As a principal investigator for MARP, her scientific research fields include fungal biodiversity and phylobiogeography, antimicrobial activity and cold-adapted enzymes and biochemistry of Antarctic microbes. Her strong commitment to the development of the Malaysian national Antarctic research community, and Malaysia's standing within both SCAR and the Antarctic Treaty System, is illustrated by her establishment of important international collaborations with several national Antarctic Institutes and research communities, including those of Ecuador, Australia, Chile, Poland and the United Kingdom. She also has significant field experience in the Antarctic and Arctic, participating in several polar research expeditions (2000-2010).

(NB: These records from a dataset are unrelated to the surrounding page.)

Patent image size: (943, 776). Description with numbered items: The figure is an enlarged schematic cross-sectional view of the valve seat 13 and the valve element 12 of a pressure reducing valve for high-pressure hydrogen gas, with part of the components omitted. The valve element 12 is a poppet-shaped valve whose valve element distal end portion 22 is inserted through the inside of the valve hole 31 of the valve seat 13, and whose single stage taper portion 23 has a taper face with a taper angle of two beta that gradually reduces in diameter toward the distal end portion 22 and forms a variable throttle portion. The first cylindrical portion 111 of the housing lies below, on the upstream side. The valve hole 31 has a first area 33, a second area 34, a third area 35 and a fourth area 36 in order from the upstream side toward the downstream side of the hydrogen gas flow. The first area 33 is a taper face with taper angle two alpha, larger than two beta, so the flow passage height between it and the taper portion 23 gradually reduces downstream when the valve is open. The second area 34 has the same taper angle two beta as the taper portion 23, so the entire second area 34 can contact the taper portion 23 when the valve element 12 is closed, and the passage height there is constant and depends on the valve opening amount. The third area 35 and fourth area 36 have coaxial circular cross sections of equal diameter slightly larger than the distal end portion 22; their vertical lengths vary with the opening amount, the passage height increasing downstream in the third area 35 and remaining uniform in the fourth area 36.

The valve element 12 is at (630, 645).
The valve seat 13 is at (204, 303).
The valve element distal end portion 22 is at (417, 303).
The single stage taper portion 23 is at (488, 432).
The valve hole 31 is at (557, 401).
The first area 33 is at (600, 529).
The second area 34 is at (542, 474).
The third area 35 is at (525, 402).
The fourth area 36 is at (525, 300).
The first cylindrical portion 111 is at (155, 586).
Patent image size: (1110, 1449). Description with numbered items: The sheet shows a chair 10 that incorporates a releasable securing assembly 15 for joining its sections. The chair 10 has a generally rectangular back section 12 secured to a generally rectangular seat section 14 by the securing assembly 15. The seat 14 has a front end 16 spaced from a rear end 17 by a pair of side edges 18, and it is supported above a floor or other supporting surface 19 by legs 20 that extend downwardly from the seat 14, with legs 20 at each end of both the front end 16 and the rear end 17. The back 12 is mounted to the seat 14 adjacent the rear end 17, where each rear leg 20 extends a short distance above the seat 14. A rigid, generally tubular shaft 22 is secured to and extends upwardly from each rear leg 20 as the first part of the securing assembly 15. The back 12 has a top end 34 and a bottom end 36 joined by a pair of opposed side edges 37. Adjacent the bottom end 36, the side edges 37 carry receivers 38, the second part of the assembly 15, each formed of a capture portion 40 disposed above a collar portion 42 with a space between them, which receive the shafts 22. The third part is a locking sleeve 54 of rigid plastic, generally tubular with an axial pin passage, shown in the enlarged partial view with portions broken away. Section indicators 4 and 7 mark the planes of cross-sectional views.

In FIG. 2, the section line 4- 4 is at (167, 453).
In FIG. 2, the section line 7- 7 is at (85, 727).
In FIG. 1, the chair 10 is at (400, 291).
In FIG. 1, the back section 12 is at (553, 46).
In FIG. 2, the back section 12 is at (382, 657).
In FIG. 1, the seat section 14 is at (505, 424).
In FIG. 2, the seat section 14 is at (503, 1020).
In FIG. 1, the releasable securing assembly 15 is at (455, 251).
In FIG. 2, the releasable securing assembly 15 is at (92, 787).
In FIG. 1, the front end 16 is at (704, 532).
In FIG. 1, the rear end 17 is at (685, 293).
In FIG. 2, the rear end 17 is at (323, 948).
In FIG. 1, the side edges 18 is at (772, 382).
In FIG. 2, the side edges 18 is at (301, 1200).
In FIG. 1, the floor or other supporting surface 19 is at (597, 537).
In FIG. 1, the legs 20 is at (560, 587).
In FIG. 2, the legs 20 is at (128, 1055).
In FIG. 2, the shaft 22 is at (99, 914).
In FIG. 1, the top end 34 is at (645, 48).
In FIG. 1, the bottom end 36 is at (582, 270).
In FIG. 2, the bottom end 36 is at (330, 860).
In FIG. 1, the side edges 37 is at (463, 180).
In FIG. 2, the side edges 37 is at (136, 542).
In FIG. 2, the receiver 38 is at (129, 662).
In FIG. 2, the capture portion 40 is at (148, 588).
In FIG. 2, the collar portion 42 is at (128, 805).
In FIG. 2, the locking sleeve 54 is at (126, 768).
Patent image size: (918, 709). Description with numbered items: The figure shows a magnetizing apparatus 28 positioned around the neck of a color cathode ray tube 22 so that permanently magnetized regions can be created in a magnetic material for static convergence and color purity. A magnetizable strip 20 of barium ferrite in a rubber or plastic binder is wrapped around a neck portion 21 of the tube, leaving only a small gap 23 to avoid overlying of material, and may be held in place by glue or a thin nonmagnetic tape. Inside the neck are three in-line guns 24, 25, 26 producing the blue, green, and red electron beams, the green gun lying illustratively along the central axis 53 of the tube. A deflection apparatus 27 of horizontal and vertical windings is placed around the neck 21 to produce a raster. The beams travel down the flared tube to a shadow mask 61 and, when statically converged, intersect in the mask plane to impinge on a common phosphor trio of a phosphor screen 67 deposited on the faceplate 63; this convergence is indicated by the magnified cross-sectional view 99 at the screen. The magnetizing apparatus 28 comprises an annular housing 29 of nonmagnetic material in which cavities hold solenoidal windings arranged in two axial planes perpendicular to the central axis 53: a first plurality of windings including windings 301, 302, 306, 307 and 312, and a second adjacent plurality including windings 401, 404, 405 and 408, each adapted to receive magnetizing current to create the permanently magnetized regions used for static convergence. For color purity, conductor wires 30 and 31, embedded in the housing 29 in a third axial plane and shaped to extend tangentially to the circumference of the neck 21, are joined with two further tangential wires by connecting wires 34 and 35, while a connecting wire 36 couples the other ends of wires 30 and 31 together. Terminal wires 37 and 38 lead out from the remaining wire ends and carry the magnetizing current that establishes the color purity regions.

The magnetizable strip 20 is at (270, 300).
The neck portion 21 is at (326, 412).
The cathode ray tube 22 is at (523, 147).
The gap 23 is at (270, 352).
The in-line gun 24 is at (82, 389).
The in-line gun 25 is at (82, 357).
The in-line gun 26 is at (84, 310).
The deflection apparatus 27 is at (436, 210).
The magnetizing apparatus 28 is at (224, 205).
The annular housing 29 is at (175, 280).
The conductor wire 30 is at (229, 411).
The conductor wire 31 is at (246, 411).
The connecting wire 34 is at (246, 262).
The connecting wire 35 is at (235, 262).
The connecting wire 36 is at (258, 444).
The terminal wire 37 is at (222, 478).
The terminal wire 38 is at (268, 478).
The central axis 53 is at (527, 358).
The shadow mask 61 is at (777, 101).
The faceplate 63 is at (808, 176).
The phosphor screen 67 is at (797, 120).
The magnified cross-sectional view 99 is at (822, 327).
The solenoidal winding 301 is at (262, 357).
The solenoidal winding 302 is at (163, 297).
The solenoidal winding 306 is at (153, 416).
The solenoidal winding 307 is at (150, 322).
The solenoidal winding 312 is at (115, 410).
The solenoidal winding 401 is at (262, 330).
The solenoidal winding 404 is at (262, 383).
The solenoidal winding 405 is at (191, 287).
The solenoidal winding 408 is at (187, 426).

She is assisting the development of Malaysia's Antarctic policies and practices following the country's recent accession to the Antarctic Treaty, under a grant from Ministry of Higher Education for the development of Science and Policy in Antarctica (2011-2016). She will lead a Higher Institute of Centre of Excellence project on "Latitudinal Differences in Response and Adaptation of Microbes to Atmospheric Changes", at the Institute of Ocean and Earth Sciences (IOES), University of Malaya.

==Awards and honours==
Siti Aisyah Alias was awarded Fellow of Science (FSc) by Academy of Sciences Malaysia (ASM) (2018) and the National Young Scientist Award, Ministry of Science, Technology and Environmental, Malaysia (2001), a Science and Technology Research Grant from the Toray Science Foundation (2005), and a Fellowship from the United Nations University, Tokyo, Japan, UNESCO, Paris (2008).